Unprotected!
. . . But we have systematically removed God from our schools. Should we be so surprised that schools would become a place of carnage? – Mike Huckabee
Recent events in Newtown, Connecticut, in the United States should cause people of every clime around the world to do more to protect the children of the globe. On Friday, December 14, 2012, none of the parents of those 20 innocent six- and seven-year-olds could have imagined the nightmare that awaited them.
The last thing any parent wants to hear is a call from the school that their child or ward is injured, far less brutally murdered, massacred.
But while most of the world was cringing with revulsion, guess what was happening? According to www.care2.com, gun sales spiked nationwide after the massacre of those 20 babies, all of whom had hardly “seen a star pitch”. But neither the incident nor the reaction is new. The fact is that after every instance of mass shooting, people always rush out to fortify their own safety but by so doing put that of others increasingly at risk.
A trip around the world would perhaps caution against any analysis that suggests that God is punishing innocent children, for the most part, because the great big United States has forgotten Him and thrown Him out of its schools. But first, here are some hard facts.
According to www.moderatevoice.com: “There are 270 million guns circulating in America, and 40 per cent of the population owns at least one. There are at least 650 million small arms circulating on our planet, one for every ten people, which kill at least 500 000 human beings a year.”
But the massacre of innocent children is not an American phenomenon, it is a human habit. In an Edward Wong article published in May 2010 (www.nytimes.com), a landlord with a kitchen cleaver barged into a kindergarten in central China, hacked to death seven children, their teacher and her mother and returned home, taking his own life. It was the fifth assault on schoolchildren since March in that year. All the incidents involved middle-aged men in small towns expressing violent grievances against the most vulnerable and cherished members of their communities.

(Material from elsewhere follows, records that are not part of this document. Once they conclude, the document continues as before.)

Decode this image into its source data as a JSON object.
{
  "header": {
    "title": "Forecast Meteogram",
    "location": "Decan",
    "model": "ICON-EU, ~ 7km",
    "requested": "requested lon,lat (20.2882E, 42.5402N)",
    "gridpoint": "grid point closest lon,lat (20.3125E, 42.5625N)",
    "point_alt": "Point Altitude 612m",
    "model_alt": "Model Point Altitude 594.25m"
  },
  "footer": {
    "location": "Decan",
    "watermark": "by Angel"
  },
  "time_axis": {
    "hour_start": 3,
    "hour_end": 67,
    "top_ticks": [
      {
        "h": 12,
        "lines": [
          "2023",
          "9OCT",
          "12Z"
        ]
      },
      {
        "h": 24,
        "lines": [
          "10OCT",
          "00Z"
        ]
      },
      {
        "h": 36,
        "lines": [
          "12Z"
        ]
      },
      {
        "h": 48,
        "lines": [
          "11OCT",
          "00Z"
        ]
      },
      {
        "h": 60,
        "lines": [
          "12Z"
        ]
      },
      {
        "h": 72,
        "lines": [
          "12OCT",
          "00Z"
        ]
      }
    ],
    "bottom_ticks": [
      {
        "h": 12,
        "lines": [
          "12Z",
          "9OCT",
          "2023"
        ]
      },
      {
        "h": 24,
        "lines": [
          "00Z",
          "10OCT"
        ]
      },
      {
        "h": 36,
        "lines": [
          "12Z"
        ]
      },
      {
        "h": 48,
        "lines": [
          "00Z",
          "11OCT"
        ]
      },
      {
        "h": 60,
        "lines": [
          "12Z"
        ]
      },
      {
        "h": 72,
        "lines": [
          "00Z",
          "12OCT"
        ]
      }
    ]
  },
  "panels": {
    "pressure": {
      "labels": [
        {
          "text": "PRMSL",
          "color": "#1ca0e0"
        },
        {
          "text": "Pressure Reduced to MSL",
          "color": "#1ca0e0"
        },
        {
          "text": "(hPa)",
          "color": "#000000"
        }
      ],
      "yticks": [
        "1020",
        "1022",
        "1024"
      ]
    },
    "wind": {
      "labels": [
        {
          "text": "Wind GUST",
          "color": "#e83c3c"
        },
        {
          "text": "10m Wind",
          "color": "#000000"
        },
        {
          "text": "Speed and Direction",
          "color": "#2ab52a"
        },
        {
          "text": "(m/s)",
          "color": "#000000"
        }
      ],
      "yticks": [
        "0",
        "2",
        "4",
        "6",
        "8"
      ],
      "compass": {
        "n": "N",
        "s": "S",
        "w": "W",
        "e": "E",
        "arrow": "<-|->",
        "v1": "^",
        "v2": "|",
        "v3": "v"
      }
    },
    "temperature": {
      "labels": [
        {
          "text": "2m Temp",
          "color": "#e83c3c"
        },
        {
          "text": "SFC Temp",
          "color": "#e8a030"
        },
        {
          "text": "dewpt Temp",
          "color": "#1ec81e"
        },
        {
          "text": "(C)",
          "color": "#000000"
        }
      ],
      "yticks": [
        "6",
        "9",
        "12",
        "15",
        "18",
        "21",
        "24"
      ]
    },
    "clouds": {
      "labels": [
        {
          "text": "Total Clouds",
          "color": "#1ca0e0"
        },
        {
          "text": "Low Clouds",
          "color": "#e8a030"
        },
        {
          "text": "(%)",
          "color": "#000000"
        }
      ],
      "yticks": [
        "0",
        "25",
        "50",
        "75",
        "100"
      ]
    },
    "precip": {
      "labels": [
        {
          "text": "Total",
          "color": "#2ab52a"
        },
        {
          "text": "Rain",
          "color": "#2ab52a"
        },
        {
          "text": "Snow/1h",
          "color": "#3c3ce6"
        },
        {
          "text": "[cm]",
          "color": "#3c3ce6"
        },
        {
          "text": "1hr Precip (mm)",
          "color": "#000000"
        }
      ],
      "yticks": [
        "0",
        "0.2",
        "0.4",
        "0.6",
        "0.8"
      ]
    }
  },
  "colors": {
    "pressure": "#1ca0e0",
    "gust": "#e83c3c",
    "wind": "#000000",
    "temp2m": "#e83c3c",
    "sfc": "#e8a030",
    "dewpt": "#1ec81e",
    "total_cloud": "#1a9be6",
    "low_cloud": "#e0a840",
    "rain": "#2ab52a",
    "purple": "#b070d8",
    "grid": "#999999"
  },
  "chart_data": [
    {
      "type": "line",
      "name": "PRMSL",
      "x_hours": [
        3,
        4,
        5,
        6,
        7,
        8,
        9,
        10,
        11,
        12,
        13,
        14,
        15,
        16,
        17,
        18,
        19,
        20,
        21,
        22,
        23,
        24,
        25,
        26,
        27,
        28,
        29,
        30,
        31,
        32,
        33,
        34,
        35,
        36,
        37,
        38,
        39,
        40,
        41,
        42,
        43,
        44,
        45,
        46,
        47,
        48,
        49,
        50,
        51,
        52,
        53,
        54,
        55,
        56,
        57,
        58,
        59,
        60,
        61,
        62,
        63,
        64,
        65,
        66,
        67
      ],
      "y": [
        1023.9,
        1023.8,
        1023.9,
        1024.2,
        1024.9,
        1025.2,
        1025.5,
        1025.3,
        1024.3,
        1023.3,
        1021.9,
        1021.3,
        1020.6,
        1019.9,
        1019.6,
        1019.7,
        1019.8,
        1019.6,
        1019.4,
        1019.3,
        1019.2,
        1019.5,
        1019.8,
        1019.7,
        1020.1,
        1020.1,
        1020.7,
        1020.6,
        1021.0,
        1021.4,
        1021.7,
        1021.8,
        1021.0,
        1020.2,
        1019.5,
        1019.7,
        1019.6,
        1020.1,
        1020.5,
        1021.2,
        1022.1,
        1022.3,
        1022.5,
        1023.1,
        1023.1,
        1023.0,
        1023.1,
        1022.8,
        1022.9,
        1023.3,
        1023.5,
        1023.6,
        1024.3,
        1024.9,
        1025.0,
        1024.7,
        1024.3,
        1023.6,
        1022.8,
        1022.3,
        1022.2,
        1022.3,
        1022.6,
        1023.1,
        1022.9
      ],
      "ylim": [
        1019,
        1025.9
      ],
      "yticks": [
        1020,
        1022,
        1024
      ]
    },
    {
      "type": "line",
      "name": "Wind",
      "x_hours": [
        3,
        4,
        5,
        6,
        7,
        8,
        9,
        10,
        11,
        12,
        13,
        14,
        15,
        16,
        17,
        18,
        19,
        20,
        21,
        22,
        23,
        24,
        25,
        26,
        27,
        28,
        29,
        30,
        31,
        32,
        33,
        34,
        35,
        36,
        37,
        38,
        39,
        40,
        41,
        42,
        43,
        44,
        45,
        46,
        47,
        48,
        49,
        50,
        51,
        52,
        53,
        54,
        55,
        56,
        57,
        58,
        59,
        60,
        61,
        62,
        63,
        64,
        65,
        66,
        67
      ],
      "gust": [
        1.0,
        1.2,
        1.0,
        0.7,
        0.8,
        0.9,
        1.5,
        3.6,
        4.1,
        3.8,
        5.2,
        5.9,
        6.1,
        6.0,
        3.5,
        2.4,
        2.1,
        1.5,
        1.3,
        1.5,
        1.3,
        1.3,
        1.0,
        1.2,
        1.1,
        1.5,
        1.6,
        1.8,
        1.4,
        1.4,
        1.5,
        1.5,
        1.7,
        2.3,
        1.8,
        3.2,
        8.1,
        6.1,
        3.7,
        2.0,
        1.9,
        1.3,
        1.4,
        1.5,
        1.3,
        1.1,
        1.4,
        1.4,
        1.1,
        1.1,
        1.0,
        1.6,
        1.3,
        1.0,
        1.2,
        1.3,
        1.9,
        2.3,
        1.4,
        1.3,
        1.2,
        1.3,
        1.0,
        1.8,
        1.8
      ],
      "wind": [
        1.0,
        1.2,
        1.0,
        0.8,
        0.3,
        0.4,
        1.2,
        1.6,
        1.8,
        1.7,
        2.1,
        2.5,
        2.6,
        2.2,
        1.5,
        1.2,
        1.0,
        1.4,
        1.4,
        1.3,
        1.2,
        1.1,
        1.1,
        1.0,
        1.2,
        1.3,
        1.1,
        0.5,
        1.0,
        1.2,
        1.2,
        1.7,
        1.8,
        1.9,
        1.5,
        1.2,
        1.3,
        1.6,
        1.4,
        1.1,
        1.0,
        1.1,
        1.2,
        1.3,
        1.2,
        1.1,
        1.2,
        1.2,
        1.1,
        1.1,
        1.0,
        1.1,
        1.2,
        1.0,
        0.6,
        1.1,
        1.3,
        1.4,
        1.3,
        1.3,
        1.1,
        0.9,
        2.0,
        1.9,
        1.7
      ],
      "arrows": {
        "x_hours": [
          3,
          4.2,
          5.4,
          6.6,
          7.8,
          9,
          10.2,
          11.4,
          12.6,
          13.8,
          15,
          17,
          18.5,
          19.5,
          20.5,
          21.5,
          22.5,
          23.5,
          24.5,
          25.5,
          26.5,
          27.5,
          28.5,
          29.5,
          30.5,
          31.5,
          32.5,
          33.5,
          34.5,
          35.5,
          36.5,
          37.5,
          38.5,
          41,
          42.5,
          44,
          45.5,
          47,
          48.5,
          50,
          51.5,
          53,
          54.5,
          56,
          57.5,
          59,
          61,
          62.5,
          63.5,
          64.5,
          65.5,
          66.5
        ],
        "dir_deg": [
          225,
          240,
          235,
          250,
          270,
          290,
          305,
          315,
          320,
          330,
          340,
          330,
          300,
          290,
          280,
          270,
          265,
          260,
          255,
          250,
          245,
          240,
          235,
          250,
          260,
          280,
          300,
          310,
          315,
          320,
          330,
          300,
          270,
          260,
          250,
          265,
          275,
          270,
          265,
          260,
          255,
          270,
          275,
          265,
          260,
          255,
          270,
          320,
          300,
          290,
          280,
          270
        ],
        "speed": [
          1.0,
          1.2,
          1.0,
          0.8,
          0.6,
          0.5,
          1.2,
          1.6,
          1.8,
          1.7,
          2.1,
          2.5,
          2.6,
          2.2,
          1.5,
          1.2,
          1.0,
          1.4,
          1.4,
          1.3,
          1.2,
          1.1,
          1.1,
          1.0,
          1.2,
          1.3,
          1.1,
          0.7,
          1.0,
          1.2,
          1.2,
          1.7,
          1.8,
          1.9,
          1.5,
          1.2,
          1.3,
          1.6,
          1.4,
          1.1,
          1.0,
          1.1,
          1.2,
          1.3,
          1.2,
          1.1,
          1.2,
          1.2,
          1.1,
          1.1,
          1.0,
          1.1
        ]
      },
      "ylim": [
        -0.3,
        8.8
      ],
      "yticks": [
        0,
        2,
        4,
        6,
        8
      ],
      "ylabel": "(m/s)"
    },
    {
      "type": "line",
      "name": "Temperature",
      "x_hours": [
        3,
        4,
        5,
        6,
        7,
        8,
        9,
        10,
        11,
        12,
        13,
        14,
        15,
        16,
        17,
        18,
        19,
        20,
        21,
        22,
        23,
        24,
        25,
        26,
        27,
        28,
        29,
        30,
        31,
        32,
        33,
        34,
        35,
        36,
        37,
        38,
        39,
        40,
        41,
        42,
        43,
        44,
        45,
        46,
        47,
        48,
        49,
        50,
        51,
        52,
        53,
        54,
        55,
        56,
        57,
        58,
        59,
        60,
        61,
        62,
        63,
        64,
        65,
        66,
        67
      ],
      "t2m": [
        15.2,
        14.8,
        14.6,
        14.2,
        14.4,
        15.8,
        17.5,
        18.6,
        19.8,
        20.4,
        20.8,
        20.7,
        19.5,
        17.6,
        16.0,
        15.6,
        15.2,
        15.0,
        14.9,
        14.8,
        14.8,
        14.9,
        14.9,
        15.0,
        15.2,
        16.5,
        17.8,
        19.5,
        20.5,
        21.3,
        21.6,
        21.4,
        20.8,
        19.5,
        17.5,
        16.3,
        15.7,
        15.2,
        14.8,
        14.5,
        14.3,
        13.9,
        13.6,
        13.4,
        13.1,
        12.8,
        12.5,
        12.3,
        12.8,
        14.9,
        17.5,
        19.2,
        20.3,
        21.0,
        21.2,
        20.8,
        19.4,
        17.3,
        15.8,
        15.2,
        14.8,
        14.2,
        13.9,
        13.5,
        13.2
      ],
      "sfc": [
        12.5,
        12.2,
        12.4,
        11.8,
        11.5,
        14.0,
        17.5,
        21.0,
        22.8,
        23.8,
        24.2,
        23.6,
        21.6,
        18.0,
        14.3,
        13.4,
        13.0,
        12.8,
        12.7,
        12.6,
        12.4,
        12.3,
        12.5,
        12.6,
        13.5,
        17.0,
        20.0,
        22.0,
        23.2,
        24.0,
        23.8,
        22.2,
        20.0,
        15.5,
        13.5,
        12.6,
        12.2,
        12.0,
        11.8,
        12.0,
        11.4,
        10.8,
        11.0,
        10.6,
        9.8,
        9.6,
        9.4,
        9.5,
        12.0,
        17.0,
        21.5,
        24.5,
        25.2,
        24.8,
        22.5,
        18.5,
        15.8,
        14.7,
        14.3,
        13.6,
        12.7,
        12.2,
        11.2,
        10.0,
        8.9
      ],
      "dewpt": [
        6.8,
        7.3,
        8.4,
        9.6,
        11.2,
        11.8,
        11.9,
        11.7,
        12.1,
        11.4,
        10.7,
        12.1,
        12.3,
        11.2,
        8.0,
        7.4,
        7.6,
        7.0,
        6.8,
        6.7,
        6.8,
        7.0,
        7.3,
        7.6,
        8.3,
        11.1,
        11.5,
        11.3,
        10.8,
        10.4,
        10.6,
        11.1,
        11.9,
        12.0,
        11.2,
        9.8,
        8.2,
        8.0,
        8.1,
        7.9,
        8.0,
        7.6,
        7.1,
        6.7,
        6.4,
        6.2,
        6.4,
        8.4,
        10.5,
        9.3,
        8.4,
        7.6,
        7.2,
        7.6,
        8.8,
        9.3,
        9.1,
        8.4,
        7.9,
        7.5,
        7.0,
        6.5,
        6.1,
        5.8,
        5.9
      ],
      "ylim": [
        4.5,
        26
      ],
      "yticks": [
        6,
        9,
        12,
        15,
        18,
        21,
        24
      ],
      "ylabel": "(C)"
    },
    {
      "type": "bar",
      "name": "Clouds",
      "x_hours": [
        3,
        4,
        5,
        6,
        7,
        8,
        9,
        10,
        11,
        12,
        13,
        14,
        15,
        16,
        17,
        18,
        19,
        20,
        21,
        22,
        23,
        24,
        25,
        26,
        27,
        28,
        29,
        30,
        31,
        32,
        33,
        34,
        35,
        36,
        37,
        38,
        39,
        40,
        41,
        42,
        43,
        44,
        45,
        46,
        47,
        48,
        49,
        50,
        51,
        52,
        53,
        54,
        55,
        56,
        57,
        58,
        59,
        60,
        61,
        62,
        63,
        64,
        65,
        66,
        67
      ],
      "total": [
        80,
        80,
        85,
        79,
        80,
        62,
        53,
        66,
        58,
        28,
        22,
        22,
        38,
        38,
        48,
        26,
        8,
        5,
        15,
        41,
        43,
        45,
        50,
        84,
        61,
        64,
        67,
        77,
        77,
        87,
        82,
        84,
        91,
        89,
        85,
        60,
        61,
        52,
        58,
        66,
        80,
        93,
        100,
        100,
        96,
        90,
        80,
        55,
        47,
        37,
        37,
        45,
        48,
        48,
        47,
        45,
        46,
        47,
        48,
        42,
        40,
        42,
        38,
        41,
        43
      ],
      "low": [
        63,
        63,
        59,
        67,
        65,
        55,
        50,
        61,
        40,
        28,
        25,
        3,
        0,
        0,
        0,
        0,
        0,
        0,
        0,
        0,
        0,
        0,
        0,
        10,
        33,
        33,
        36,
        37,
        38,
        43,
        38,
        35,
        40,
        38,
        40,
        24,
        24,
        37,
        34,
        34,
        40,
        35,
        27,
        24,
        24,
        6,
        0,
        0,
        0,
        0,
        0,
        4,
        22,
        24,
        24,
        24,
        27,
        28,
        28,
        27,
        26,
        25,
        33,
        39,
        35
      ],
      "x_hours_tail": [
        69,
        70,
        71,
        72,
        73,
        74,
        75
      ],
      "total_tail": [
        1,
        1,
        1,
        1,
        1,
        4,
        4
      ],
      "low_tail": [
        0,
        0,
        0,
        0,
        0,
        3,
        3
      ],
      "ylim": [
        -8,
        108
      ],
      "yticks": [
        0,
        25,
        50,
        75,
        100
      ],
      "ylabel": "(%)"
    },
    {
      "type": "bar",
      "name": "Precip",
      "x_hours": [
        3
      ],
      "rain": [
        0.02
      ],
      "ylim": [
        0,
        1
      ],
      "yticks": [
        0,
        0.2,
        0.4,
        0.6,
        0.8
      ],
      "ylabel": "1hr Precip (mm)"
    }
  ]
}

While the Americans blame the liberal gun laws that put a high premium on the right to bear arms, the situation in Beijing is blamed on other factors. A spate of atrocities saw a man stab eight children to death outside an elementary school in south-eastern China in March. The authorities have ordered the police and paramilitary troops to patrol schools. They also ordered news outlets to use only the official, terse accounts of the killings provided by the Xinhua News Agency, and have kept the news off broadcast television almost entirely. But some commentators argue that the underlying tensions in Chinese society cannot be addressed by security measures and censorship.
It is bad when children are murdered at the hands of strangers, but when mothers kill their own flesh and blood or the children of others, it is even more reprehensible. In 1999, a Japanese housewife strangled her friend’s two-year-old daughter using a scarf and buried her body in her parents’ backyard. In May 2000, another Japanese mother was charged with trying to kill her young daughter by poisoning her with tea in order to collect a lucrative insurance policy.
Whether children die singly or in large numbers, it represents a crime against the innocence of humanity that can never be rationalized no matter how much we intellectualize it. If I were to include the 3 000 unborn who die daily in the United States, turning their mother’s womb into a veritable graveyard, I might be accused of sensationalizing the issue, but murder in any form or fashion must be exposed for what it is, especially when it involves innocent children who have done nothing to offend the world.
But are we in the Caribbean faring any better? Of course we are! There are no mass killings of our children. Our schools are pretty safe even though we adopt a half-baked approach to security. Yet, a toddler can drown at sea and no one is charged as the crime remains unsolved. A two-year-old child can be seen taking a nocturnal walk across the street while her mother is alleged to be out feting.
All over the developed and developing world innocent and vulnerable children, an inheritance from God, are left grossly unprotected in their homes, in their schools and in their communities where safety is often less than a priority. The outrage that often follows is never commensurate with the gravity of the pain and the loss of these helpless, innocent souls. No tear shed is enough to compensate for the bloodshed and the lives lost.
The irony is that while we protect ourselves from the ravages of HIV/AIDS and other diseases, our children remain largely unprotected from human-induced violence and savagery! Unless each of us champions this cause on our children’s behalf, we become accomplices in this heinous destruction of our future.